BlackRock’s direct lending boss sees rise in companies showing stress
BlackRock’s head of global direct lending has seen an increase in companies showing stress across the sector but still expects defaults to remain low.
At the asset manager’s 2025 Outlook EMEA Media Roundtable this week, Stephan Caron said “there’s no denying we’ve seen an increase in companies with stress”.
However, he added that he expects default rates to increase only slightly, using the example that a well-constructed portfolio may see the percentage of losses increase by 10 basis points while still generating 12 per cent returns.
He also expects covenant ratios to improve next year.
Read more: BlackRock seals $12bn deal for HPS Investment Partners
Caron said stress in a direct lending portfolio usually comes from three areas: cyclical sectors, companies that took on a lot of debt in a low-rate environment and idiosyncratic situations.
He said the percentage of ‘watchlist’ names in BlackRock’s portfolio is between five and eight per cent but highlighted that watching these positions and liaising with the companies does not necessarily mean they will result in losses.

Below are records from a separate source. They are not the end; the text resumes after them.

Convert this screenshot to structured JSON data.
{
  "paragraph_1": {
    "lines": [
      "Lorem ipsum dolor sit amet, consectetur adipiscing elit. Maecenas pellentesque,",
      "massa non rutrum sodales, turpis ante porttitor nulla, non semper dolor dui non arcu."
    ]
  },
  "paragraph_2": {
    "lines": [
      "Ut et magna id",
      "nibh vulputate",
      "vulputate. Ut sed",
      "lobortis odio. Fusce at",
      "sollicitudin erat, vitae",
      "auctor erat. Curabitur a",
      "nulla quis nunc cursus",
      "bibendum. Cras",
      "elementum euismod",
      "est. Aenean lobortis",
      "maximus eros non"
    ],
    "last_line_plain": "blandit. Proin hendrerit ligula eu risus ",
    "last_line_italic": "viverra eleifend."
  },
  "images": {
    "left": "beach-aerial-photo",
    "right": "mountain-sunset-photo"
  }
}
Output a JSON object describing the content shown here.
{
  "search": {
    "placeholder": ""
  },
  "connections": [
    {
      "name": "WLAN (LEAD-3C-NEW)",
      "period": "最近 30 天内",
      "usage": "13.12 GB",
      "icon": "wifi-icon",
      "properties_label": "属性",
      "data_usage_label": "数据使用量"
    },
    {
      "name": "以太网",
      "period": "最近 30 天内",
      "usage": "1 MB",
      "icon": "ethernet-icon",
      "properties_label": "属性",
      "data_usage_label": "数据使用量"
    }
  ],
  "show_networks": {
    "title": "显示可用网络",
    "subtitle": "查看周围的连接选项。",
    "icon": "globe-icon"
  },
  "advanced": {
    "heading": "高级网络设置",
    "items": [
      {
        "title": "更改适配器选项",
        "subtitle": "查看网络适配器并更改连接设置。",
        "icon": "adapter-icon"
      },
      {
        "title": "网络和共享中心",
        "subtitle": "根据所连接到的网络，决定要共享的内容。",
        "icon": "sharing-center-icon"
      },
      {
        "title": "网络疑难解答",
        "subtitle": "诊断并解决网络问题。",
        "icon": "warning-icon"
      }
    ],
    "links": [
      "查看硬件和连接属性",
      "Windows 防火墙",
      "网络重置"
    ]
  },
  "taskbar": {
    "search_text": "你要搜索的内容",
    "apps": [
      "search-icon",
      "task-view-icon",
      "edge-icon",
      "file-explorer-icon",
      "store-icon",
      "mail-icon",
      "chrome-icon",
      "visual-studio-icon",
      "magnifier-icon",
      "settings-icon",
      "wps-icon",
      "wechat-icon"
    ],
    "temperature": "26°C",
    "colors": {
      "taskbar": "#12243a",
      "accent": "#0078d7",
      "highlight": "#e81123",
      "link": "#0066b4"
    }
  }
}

Amid fears of a turn in the credit cycle, Caron said that BlackRock does not expect a recession in the US and made the point that Europe has not seen much growth for a decade anyway.
Read more: BlackRock: Insurers to ramp up investment in private markets
Looking at Europe, he cited the benefits of defensive sectors such as healthcare, tech and professional services, where he is seeing an uptick in activity.
“A lot of financing is related to fragmentation,” he said, noting the benefits of consolidation in a low-growth economy.
“From an income perspective, spreads have stabilised,” he added.
“We saw some spread compression this year but expect that to stabilise in 2025.
“You can still get double-digit returns on senior secured direct lending.”